Высокопреосвященский застонал, пошарил руками в воздухе, резко повернулся на бок и с костяным стуком вывалился из койки.
— Так-то лучше, — Выдрин помог ему подняться. — Пойдём-ка, брат, со мной.
В соседнем кубрике стоял густой гомон, звякали стаканы и пахло затянувшимся праздником. Выдрин открыл дверь и впихнул Высокопреосвященского. На секунду наступила тишина.
— Ну? — спросил Клюв. — Что ты ещё придумал?
— Прошу минуту внимания! — Выдрин хлопнул в ладоши. — Много было сегодня выпито, и много было сказано. Сам чёрт не знает, когда и где мы теперь встретимся. Все мы – хорошие ребята, так давайте напоследок сделаем хорошее дело!
— Расколотим стёкла в строевом отделе? — с готовностью вскочил Клюв.
— Сядь, — махнул рукой Выдрин. — Хватит безобразий. Ленка, подойди сюда, встань рядом.
— Зачем это ещё? — девушка подозрительно покосилась на Выдрина.
— Ну, подойди, пожалуйста! Вот, хорошо. Посмотри-ка на него! — Выдрин кивнул на Высокопреосвященского. — Нравится?
— С виду, ничего, — Ленка оценивающе оглядела первокурсника. — Только мне-то что?

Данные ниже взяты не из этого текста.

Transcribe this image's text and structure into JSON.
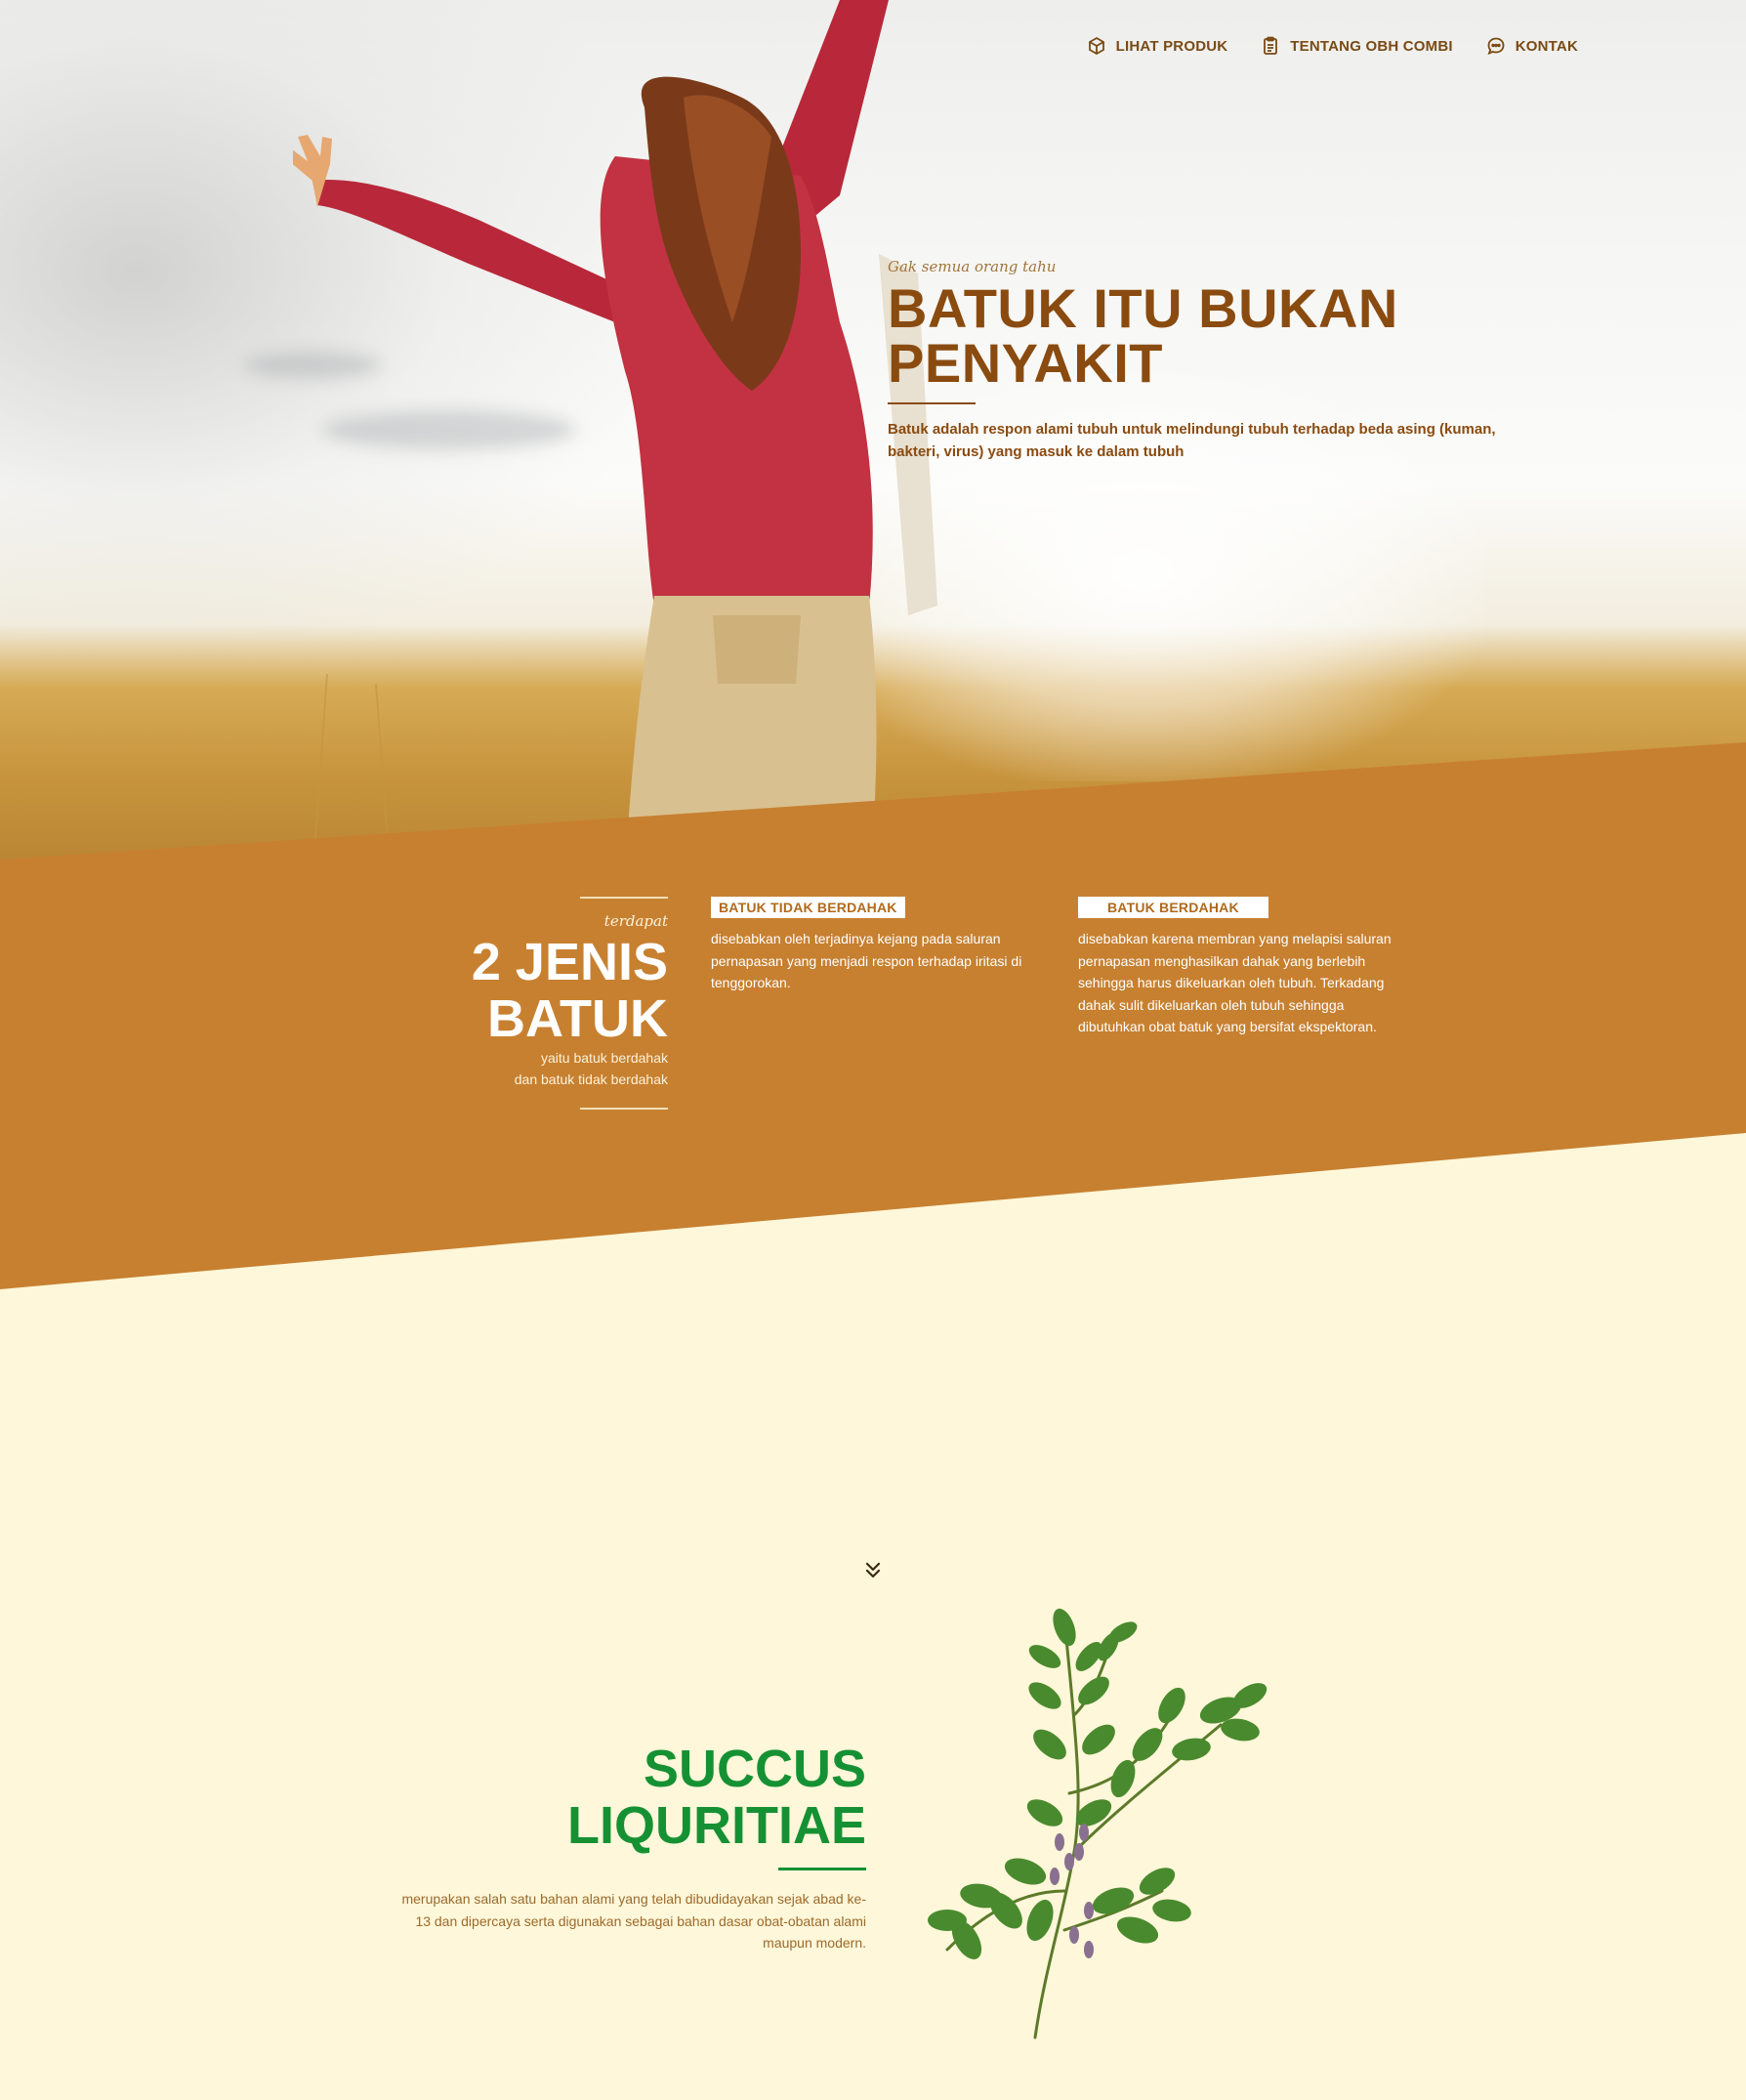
{
  "nav": {
    "items": [
      {
        "label": "LIHAT PRODUK",
        "icon": "package-icon"
      },
      {
        "label": "TENTANG OBH COMBI",
        "icon": "clipboard-icon"
      },
      {
        "label": "KONTAK",
        "icon": "chat-bubble-icon"
      }
    ]
  },
  "hero": {
    "eyebrow": "Gak semua orang tahu",
    "title_line1": "BATUK ITU BUKAN",
    "title_line2": "PENYAKIT",
    "description": "Batuk adalah respon alami tubuh untuk melindungi tubuh terhadap beda asing (kuman, bakteri, virus) yang masuk ke dalam tubuh"
  },
  "types": {
    "eyebrow": "terdapat",
    "title_line1": "2 JENIS",
    "title_line2": "BATUK",
    "sub_line1": "yaitu batuk berdahak",
    "sub_line2": "dan batuk tidak berdahak",
    "cards": [
      {
        "badge": "BATUK TIDAK BERDAHAK",
        "description": "disebabkan oleh terjadinya kejang pada saluran pernapasan yang menjadi respon terhadap iritasi di tenggorokan."
      },
      {
        "badge": "BATUK BERDAHAK",
        "description": "disebabkan karena membran yang melapisi saluran pernapasan menghasilkan dahak yang berlebih sehingga harus dikeluarkan oleh tubuh. Terkadang dahak sulit dikeluarkan oleh tubuh sehingga dibutuhkan obat batuk yang bersifat ekspektoran."
      }
    ]
  },
  "scroll": {
    "icon": "double-chevron-down-icon"
  },
  "ingredient": {
    "title_line1": "SUCCUS",
    "title_line2": "LIQURITIAE",
    "description": "merupakan salah satu bahan alami yang telah dibudidayakan sejak abad ke-13 dan dipercaya serta digunakan sebagai bahan dasar obat-obatan alami maupun modern.",
    "image_icon": "licorice-plant-illustration"
  },
  "colors": {
    "brand_brown": "#8a4b10",
    "band_orange": "#c78030",
    "cream_bg": "#fef7d9",
    "green": "#159134"
  }
}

— А вот, что! — голос Выдрина приобрёл торжественность. — Была ты верной подругой нашей роты все эти прекрасные и трудные годы. Больно думать, что когда мы уйдём, тебя могут охмурить какие-нибудь радисты или механики. Вот тебе хороший человек, который будет тебя любить и лелеять. Будешь лелеять? — он толкнул Высокопреосвященского ногой.
— Буду! — прошептал первокурсник.
— Ладно! — кокетливо потупилась Ленка. — А он на мне женится?

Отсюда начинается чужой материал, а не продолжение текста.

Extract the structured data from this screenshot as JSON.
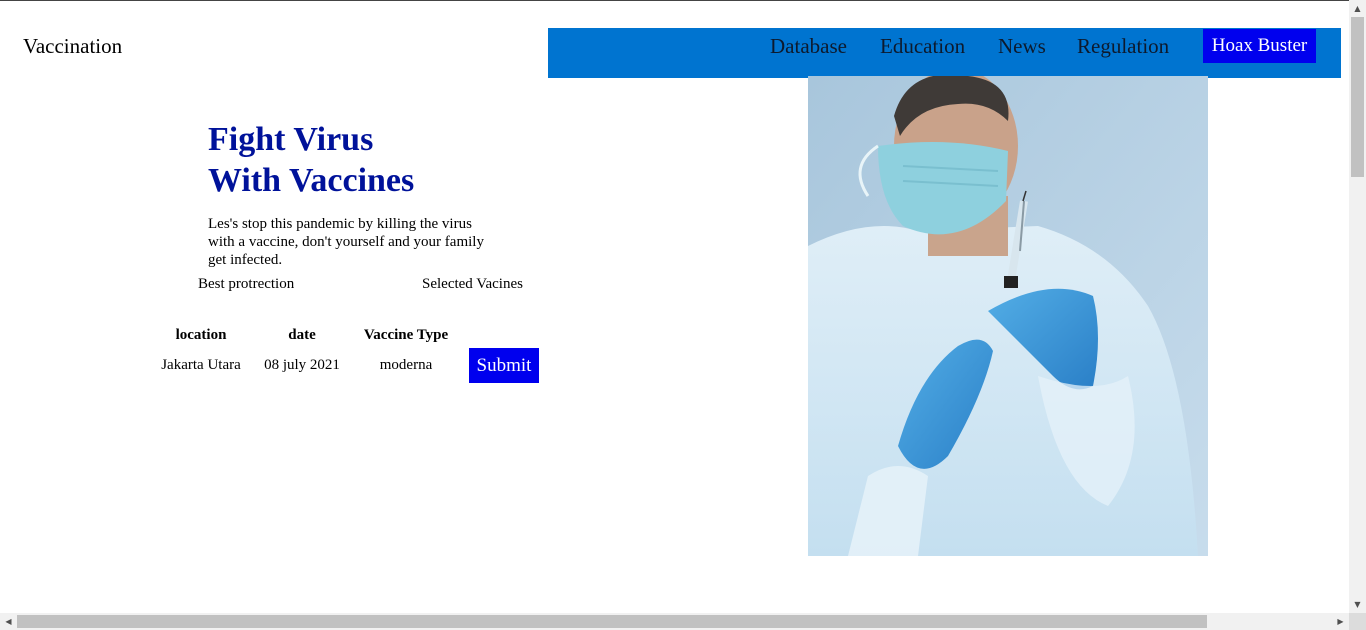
{
  "brand": "Vaccination",
  "nav": {
    "items": [
      "Database",
      "Education",
      "News",
      "Regulation"
    ],
    "cta": "Hoax Buster"
  },
  "hero": {
    "title_line1": "Fight Virus",
    "title_line2": "With Vaccines",
    "description": "Les's stop this pandemic by killing the virus with a vaccine, don't yourself and your family get infected.",
    "feature_left": "Best protrection",
    "feature_right": "Selected Vacines"
  },
  "booking": {
    "headers": [
      "location",
      "date",
      "Vaccine Type"
    ],
    "values": [
      "Jakarta Utara",
      "08 july 2021",
      "moderna"
    ],
    "submit_label": "Submit"
  },
  "colors": {
    "navbar": "#0074d0",
    "cta": "#0000ee",
    "headline": "#00129a"
  }
}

— Обязательно! — легко пообещал Выдрин. — Теперь я пойду на пост. Не дело оставлять роту без службы. А вы, дети мои, возьмитесь за руки, ступайте в мой кубрик, запритесь изнутри и хорошенько познакомьтесь. Ну, с богом!
— С богом! — подхватили курсанты. — Правильно, Выдра! Молодец! Ну, Ленка, желаем тебе большого…
— Молчать! — топнул Выдрин.
— Мы только хотели пожелать большого счастья! — обиделись бывшие курсанты.
Прошло шестнадцать лет. Потолстевший Высокопреосвященский наставлял своего сына, поступившего в “Макаровку”.
— Помни! — говорил он, грозя отпрыску пальцем. — Ты был зачат во время дежурства. На курсантской койке. Это ко многому обязывает.
Жена Елена, ласково улыбаясь, накрывала на стол.